WB with mixed lighting

W

wailmich

Guest
Shooting on SRII 16mm (Kodak 500T and 200T), I recently ran into some issues where we had to shoot scenes with mixed tungsten and fluorescent practicals. In particular, we shot some long tracking setups, with different lighting mixtures in different rooms/hallways.

Didn't have access to green gels, so we just grey-carded before the shots, hoping the lab would correct for some of it.

Since we haven't gotten the film back yet, I guess this is a bit premature, but I was wondering if it'll be possible to color correct for the green, especially with skin tones. Also, in the future, what's the best way to white balance a lighting setup where we don't have much control over our practicals?

Thanks, David!
 
You can only correct an overall frame or shot one way or the other -- for example, under greenish lighting, you'd shift the image towards magenta to compensate. So a lab can't correct for mixed color temps in the same shot and even them out, though by spending some time in a color-correction suite, you can probably play around with the image to minimize the differences. But for a dailies transfer, you'd just have an overall correction for the shot, so they'd correct for whatever light source the grey card was shot under.

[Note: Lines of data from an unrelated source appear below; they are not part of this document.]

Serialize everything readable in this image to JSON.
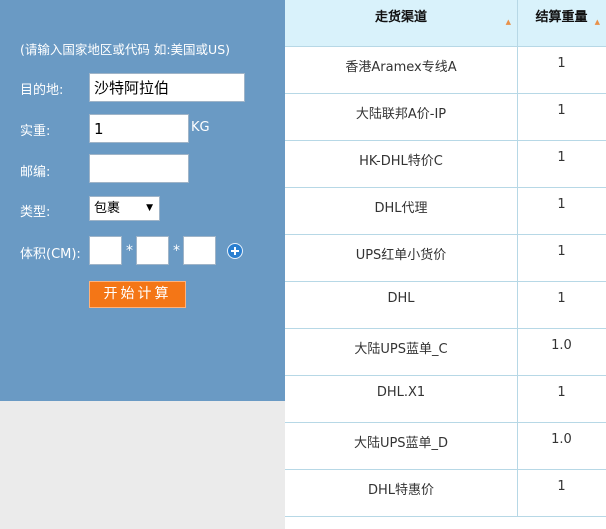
{
  "form": {
    "hint": "(请输入国家地区或代码 如:美国或US)",
    "destination_label": "目的地:",
    "destination_value": "沙特阿拉伯",
    "weight_label": "实重:",
    "weight_value": "1",
    "weight_unit": "KG",
    "postcode_label": "邮编:",
    "postcode_value": "",
    "type_label": "类型:",
    "type_value": "包裹",
    "volume_label": "体积(CM):",
    "volume_sep": "*",
    "dim_length": "",
    "dim_width": "",
    "dim_height": "",
    "submit_label": "开始计算"
  },
  "table": {
    "headers": [
      "走货渠道",
      "结算重量"
    ],
    "rows": [
      {
        "channel": "香港Aramex专线A",
        "weight": "1"
      },
      {
        "channel": "大陆联邦A价-IP",
        "weight": "1"
      },
      {
        "channel": "HK-DHL特价C",
        "weight": "1"
      },
      {
        "channel": "DHL代理",
        "weight": "1"
      },
      {
        "channel": "UPS红单小货价",
        "weight": "1"
      },
      {
        "channel": "DHL",
        "weight": "1"
      },
      {
        "channel": "大陆UPS蓝单_C",
        "weight": "1.0"
      },
      {
        "channel": "DHL.X1",
        "weight": "1"
      },
      {
        "channel": "大陆UPS蓝单_D",
        "weight": "1.0"
      },
      {
        "channel": "DHL特惠价",
        "weight": "1"
      }
    ]
  },
  "colors": {
    "panel": "#6a9ac4",
    "button": "#f47616",
    "table_header": "#d9f2fb",
    "sort_arrow": "#e8914a"
  },
  "icons": {
    "add_dimension": "plus-circle-icon",
    "sort": "sort-up-triangle-icon",
    "dropdown": "dropdown-triangle-icon"
  }
}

If you want to get rid of the greenishness, you'd have to first make everything in the shot have the same color temp, whether by greening up the non-flourescents or adding magenta gel to the flos (or swapping them out). Once everything matches, you can either correct overall with a camera filter or in post.

You should be able to time out green in skintones, just that if the person has blond hair, sometimes it gets greener than the skin, so even when you've timed the skin to look correct, the blond hair still has a hint of green to it.